Details of the event are explained in his biography, and time-compressed in the video above.

Found at The Daily Dish.


  1. There's also a segment featured on WBEZ's weekly radio show This American Life which tells his story of rags to riches to eventually becoming a fugitive wanted by the FBI. It can be found in broadcast #412 entitled Million Dollar Idea, Act 4 - "Don't hate the player"

    Here's their synopsis -

    Act Four. Don't Hate The Player.
    Shawn Allee tells a story of the oldest kind of million dollar idea, the scam. Or was it an honest venture? Back in the 1980s Michael Larson made the most money ever on the game show Press Your Luck. And it was no accident. Larson had a plan to get rich that surprised everyone. (18 minutes)

    and here's the link for those who would like to stream this most excellent radio program.


  2. Thanks, talcum. This American Life is my favorite radio program.

  3. I learn about the coolest stuff on this site, I love it!

  4. Esquire magazine did a piece this year how recently a contestant figured out how to beat the Price is Right. The show accused him of cheating, but he just figured out they always use the same prizes. That and a little luck. But a guy in the audience may have helped him, a guy who independently figured the same thing out, and had helped others win prizes. He was banned at the time from ever appearing again.
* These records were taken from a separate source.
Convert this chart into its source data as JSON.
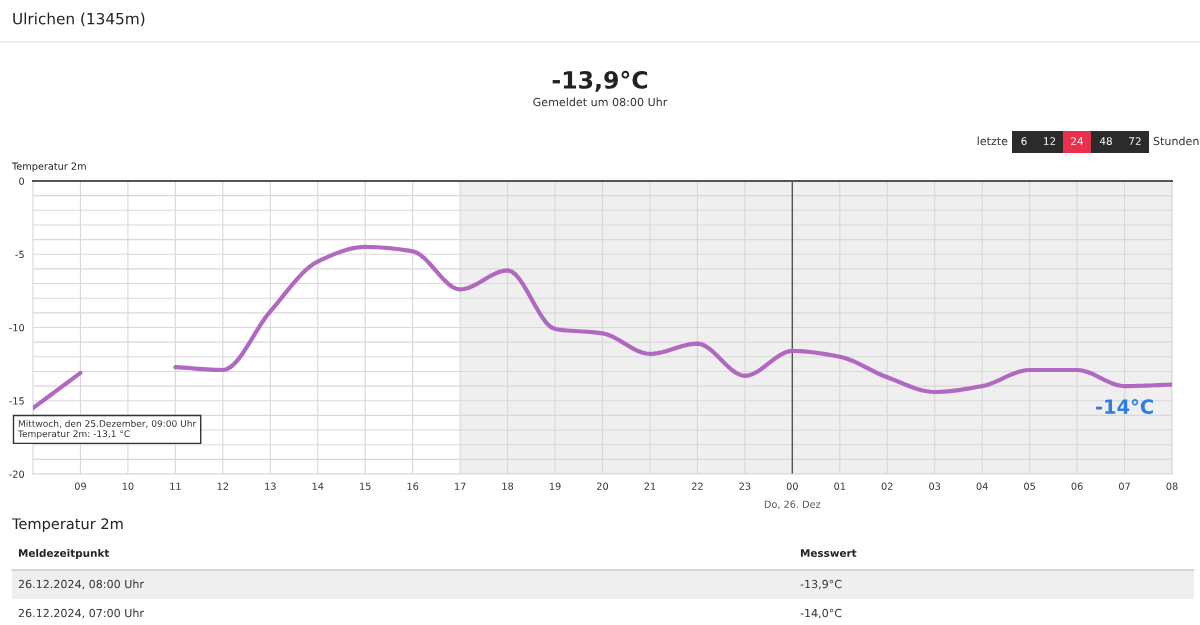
{
  "chart_data": {
    "type": "line",
    "title": "Ulrichen (1345m)",
    "subtitle": "-13,9°C",
    "ylabel": "Temperatur 2m",
    "x": [
      "2024-12-25T08:00",
      "2024-12-25T09:00",
      "2024-12-25T10:00",
      "2024-12-25T11:00",
      "2024-12-25T12:00",
      "2024-12-25T13:00",
      "2024-12-25T14:00",
      "2024-12-25T15:00",
      "2024-12-25T16:00",
      "2024-12-25T17:00",
      "2024-12-25T18:00",
      "2024-12-25T19:00",
      "2024-12-25T20:00",
      "2024-12-25T21:00",
      "2024-12-25T22:00",
      "2024-12-25T23:00",
      "2024-12-26T00:00",
      "2024-12-26T01:00",
      "2024-12-26T02:00",
      "2024-12-26T03:00",
      "2024-12-26T04:00",
      "2024-12-26T05:00",
      "2024-12-26T06:00",
      "2024-12-26T07:00",
      "2024-12-26T08:00"
    ],
    "series": [
      {
        "color": "#b068c0",
        "values": [
          -15.5,
          -13.1,
          null,
          -12.7,
          -12.9,
          -8.9,
          -5.5,
          -4.5,
          -4.8,
          -7.4,
          -6.1,
          -10.1,
          -10.4,
          -11.8,
          -11.1,
          -13.3,
          -11.6,
          -12.0,
          -13.4,
          -14.4,
          -14.0,
          -12.9,
          -12.9,
          -14.0,
          -13.9
        ]
      }
    ],
    "xlim": [
      "2024-12-25T08:00",
      "2024-12-26T08:00"
    ],
    "xticks": [
      {
        "value": "2024-12-25T09:00",
        "label": "09"
      },
      {
        "value": "2024-12-25T10:00",
        "label": "10"
      },
      {
        "value": "2024-12-25T11:00",
        "label": "11"
      },
      {
        "value": "2024-12-25T12:00",
        "label": "12"
      },
      {
        "value": "2024-12-25T13:00",
        "label": "13"
      },
      {
        "value": "2024-12-25T14:00",
        "label": "14"
      },
      {
        "value": "2024-12-25T15:00",
        "label": "15"
      },
      {
        "value": "2024-12-25T16:00",
        "label": "16"
      },
      {
        "value": "2024-12-25T17:00",
        "label": "17"
      },
      {
        "value": "2024-12-25T18:00",
        "label": "18"
      },
      {
        "value": "2024-12-25T19:00",
        "label": "19"
      },
      {
        "value": "2024-12-25T20:00",
        "label": "20"
      },
      {
        "value": "2024-12-25T21:00",
        "label": "21"
      },
      {
        "value": "2024-12-25T22:00",
        "label": "22"
      },
      {
        "value": "2024-12-25T23:00",
        "label": "23"
      },
      {
        "value": "2024-12-26T00:00",
        "label": "00"
      },
      {
        "value": "2024-12-26T01:00",
        "label": "01"
      },
      {
        "value": "2024-12-26T02:00",
        "label": "02"
      },
      {
        "value": "2024-12-26T03:00",
        "label": "03"
      },
      {
        "value": "2024-12-26T04:00",
        "label": "04"
      },
      {
        "value": "2024-12-26T05:00",
        "label": "05"
      },
      {
        "value": "2024-12-26T06:00",
        "label": "06"
      },
      {
        "value": "2024-12-26T07:00",
        "label": "07"
      },
      {
        "value": "2024-12-26T08:00",
        "label": "08"
      }
    ],
    "ylim": [
      -20,
      0
    ],
    "yticks": [
      0,
      {
        "value": -1,
        "label": null
      },
      {
        "value": -2,
        "label": null
      },
      {
        "value": -3,
        "label": null
      },
      {
        "value": -4,
        "label": null
      },
      -5,
      {
        "value": -6,
        "label": null
      },
      {
        "value": -7,
        "label": null
      },
      {
        "value": -8,
        "label": null
      },
      {
        "value": -9,
        "label": null
      },
      -10,
      {
        "value": -11,
        "label": null
      },
      {
        "value": -12,
        "label": null
      },
      {
        "value": -13,
        "label": null
      },
      {
        "value": -14,
        "label": null
      },
      -15,
      {
        "value": -16,
        "label": null
      },
      {
        "value": -17,
        "label": null
      },
      {
        "value": -18,
        "label": null
      },
      {
        "value": -19,
        "label": null
      },
      -20
    ],
    "grid": true,
    "line_style": "solid",
    "bands": [
      {
        "axis": "x",
        "from": "2024-12-25T17:00",
        "to": "2024-12-26T08:00",
        "color": "#efefef"
      }
    ],
    "ref_lines": [
      {
        "axis": "x",
        "value": "2024-12-26T00:00",
        "label": "Do, 26. Dez",
        "color": "#555555"
      }
    ],
    "annotations": [
      "Gemeldet um 08:00 Uhr",
      "letzte",
      "6",
      "12",
      "24",
      "48",
      "72",
      "Stunden",
      "Temperatur 2m",
      "Meldezeitpunkt",
      "Messwert",
      "26.12.2024, 08:00 Uhr",
      "-13,9°C",
      "26.12.2024, 07:00 Uhr",
      "-14,0°C",
      "Mittwoch, den 25.Dezember, 09:00 Uhr\nTemperatur 2m: -13,1 °C",
      {
        "text": "-14°C",
        "x": "2024-12-26T07:00",
        "y": -14
      }
    ]
  }
}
    "Sharon passed on that Showcase, which meant that it was Terry’s to win or lose. He looked into the audience for a moment, leaned into his microphone, and said his bid as though he were reading it from a slip of paper: $23,743.“Wow,” Drew Carey said. “That’s a very exact bid.” Then Sharon saw her Showcase: trips to Chicago; Banff, Alberta; Edinburgh, Scotland; and Cape Town, South Africa. She bid $30,525. “We’ll be right back, folks,” Carey said. “Don’t go away.”And then the show just stopped."